I vertici della multiutility Hera hanno fatto sapere che questo traguardo è stato tagliato con largo anticipo rispetto al cronoprogramma originario. Questa accelerazione è stata resa possibile da una maggiore rapidità nelle operazioni di posa delle tubature sotterranee tra i punti nevralgici denominati Colonella 1 e Colonella 2. La porzione di passeggiata appena restituita alla cittadinanza si presenta totalmente rinnovata: oltre al completamento dei sottoservizi, l’area è stata oggetto di un profondo restyling urbano che ha compreso la sistemazione del verde, l’installazione di nuove aiuole, la posa di cordoli e la realizzazione di una pavimentazione in porfido.

I cantieri si sposteranno ora nel segmento viario adiacente, spingendosi fino all’intersezione con via Amarcord. L’obiettivo dichiarato dai responsabili dei lavori è quello di ultimare l’intero rifacimento del lungomare entro il prossimo 15 maggio. Il rispetto di questa specifica scadenza risulta fondamentale per garantire agli operatori turistici il libero accesso agli stabilimenti balneari in vista dell’avvio della stagione estiva.

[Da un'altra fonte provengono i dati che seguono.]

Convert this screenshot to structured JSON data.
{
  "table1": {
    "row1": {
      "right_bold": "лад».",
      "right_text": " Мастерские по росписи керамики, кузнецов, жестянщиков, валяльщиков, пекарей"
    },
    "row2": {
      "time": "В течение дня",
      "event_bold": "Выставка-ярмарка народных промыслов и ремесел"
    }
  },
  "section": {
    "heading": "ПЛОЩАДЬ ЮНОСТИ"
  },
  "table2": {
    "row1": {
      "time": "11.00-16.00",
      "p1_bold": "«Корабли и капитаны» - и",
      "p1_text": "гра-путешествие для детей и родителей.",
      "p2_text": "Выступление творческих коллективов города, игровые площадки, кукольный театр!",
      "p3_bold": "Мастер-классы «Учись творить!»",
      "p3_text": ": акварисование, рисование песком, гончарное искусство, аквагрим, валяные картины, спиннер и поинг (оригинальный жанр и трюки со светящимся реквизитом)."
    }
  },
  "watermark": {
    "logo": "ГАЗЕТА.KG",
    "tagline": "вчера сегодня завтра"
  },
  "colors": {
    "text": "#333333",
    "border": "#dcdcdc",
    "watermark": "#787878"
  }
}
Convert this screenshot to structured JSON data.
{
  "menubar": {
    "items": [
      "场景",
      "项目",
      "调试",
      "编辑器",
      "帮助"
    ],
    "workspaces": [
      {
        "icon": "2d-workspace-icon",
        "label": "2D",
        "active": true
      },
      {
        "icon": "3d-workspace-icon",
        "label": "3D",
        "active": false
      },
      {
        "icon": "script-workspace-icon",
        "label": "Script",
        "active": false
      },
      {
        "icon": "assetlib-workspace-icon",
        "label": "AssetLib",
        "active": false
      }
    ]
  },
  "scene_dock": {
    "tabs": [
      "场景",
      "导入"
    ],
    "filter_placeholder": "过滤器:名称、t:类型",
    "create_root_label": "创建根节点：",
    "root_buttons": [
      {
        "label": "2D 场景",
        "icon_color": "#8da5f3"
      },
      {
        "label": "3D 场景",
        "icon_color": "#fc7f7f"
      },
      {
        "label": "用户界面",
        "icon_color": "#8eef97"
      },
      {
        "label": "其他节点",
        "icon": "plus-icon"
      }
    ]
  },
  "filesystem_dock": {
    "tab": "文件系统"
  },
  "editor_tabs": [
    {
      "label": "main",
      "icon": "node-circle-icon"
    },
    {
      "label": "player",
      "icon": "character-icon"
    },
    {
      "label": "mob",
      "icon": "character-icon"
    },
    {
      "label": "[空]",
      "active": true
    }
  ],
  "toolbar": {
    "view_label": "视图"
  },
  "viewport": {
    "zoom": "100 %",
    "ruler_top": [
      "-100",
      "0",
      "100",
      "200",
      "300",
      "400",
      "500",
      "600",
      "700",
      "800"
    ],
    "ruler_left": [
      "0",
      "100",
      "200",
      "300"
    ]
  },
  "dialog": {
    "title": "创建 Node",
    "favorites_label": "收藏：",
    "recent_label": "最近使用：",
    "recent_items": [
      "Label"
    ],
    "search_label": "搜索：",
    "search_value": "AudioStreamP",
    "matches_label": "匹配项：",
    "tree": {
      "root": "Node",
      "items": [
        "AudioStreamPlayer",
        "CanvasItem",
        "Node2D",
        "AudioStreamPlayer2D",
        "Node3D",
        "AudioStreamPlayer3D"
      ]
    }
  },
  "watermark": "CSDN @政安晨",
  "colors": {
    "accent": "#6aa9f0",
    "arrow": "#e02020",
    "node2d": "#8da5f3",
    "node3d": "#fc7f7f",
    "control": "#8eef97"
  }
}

Parallelamente, sul territorio comunale proseguono le attività in altri cantieri strategici per l’infrastruttura idrica locale. Le attenzioni sono concentrate in particolar modo sulla realizzazione delle grandi vasche di laminazione Rodella a Rivazzurra e Colonnella 2 a Bellariva, considerate opere essenziali per la sicurezza idrogeologica del territorio e per garantire la qualità delle acque marine. A queste si aggiungono le operazioni sulla Dorsale Ausa e i lavori per la separazione delle reti fognarie nel quadrante nord della città.

Il piano strutturale, nato nel 2013 per azzerare i divieti di balneazione e successivamente ampliato nel 2019, è frutto di una lunga sinergia tra l’amministrazione comunale e il Gruppo Hera, con la progettazione affidata alla società ingegneristica HeraTECH. Fino a questo momento, gli investimenti hanno già permesso di riqualificare definitivamente otto scarichi a mare e di portare a termine infrastrutture imponenti come il raddoppio del depuratore di Santa Giustina e le vasche di laminazione Kennedy e Ospedale.